El recibo de la luz no recoge lo que el cliente ha gastado realmente en electricidad en los últimos dos meses. Por una parte, porque incluye un pago destinado a afrontar el déficit acumulado en lo que va de década. Y por otra, porque en el mismo no se recoge un porcentaje de la energía consumida (entre el 20 y el 30%) que deberá pagarse a plazo en los próximos veinte años.
Según la normativa de tarifas aprobada por el Gobierno en el 2007, el 3,21% de la factura de la luz de cada cliente ya va destinado a enjugar parte del déficit. Es decir, de un recibo bimensual medio de, por ejemplo, 63 euros, 2,04 (más de un euro al mes) corresponde a la hipoteca eléctrica.
Durante el ejercicio 2007, los clientes del sistema eléctrico pagaron en conjunto 830 millones de euros en concepto del déficit acumulado desde el 2000, el 3,21% de la factura total, que ascendió a 25.800 millones. La Comisión Nacional de la Energía ha propuesto que en el recibo de la luz figure esta deuda «por consumos pasados del cliente».

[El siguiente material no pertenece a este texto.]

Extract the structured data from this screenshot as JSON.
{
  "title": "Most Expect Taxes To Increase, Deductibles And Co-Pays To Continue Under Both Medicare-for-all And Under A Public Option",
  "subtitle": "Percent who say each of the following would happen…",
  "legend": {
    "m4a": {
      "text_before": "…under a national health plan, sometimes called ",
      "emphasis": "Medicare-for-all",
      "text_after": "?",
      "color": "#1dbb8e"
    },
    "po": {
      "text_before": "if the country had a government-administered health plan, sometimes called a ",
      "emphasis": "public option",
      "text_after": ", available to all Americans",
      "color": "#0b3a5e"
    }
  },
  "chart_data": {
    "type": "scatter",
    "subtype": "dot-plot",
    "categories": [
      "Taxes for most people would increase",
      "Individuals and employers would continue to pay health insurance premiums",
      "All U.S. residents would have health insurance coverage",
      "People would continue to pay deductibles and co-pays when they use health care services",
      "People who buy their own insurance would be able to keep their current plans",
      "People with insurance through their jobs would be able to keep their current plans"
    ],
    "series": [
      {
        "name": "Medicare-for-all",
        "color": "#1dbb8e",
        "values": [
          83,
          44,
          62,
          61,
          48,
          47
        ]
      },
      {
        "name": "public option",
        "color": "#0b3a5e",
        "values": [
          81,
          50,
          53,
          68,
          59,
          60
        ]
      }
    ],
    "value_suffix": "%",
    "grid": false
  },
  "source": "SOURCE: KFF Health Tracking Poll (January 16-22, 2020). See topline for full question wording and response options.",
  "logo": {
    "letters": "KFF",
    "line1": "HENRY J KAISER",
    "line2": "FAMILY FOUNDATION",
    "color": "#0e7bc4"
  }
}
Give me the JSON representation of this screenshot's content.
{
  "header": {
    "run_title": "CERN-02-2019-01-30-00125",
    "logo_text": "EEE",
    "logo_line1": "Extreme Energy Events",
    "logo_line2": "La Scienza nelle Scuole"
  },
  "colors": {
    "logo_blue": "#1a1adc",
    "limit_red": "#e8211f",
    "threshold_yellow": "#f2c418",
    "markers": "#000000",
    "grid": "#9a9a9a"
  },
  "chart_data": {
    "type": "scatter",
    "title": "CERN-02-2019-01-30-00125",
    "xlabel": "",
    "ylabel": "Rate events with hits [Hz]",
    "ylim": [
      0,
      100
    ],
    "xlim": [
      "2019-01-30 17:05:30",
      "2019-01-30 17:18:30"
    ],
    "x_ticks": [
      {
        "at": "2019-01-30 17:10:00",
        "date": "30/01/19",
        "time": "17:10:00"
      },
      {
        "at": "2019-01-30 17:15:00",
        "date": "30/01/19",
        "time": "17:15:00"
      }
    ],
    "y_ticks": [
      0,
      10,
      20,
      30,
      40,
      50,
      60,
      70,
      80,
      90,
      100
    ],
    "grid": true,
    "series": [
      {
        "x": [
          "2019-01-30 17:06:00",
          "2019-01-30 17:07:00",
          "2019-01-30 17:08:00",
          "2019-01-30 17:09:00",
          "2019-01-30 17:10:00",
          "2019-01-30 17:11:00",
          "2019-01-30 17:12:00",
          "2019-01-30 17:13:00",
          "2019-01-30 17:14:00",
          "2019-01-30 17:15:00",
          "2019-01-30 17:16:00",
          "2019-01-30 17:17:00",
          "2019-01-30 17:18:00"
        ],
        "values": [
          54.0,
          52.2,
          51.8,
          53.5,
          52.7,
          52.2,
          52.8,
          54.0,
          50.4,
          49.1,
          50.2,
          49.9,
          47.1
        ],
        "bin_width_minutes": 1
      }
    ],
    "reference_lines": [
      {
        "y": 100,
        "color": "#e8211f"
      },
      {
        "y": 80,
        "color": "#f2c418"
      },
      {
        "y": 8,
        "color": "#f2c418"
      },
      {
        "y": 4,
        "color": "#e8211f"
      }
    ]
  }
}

Fuentes de la patronal eléctrica consideran, además, que también se debe de informar al cliente de que la luz cuesta más de lo que refleja el recibo: «En realidad, el consumidor está gastando lo que figura en la factura al contado y un 30% más a plazo que deberá de abonar en el futuro». Las mismas fuentes argumentan que esta falta de información es incoherente con todos los planes de ahorro energético que promueven las Administraciones. «En cualquier mercado, la percepción de lo que cuesta una cosa es fundamental para tomar la decisión de ahorrar o derrochar», explican.
Pese a su preocupación, las eléctricas tienen garantizados esos pagos futuros desde el 2002, cuando el Gobierno del PP reconoció el derecho de las empresas a cobrar ese déficit en un plazo máximo de 20 años.
Para ello, el Estado optó por titulizar esa deuda, de modo que los bancos le adelantan a las eléctricas un dinero que luego estas deben devolver con cargo a las facturas de sus clientes.
En el primer año en el que se hicieron estas subastas de deuda, el 2002, el Gobierno reconoció un déficit acumulado de 1.522 millones (correspondiente a los tres ejercicios anteriores). Esa titulización, de la que los consumidores ya han devuelto 220 millones, finaliza en el 2016. En el 2006 se firmó una nueva, que caduca en el 2020. A finales del año pasado se intentaron colocar otros 1.500 millones, pero la subasta quedó desierta debido a las turbulencias de los mercados financieros.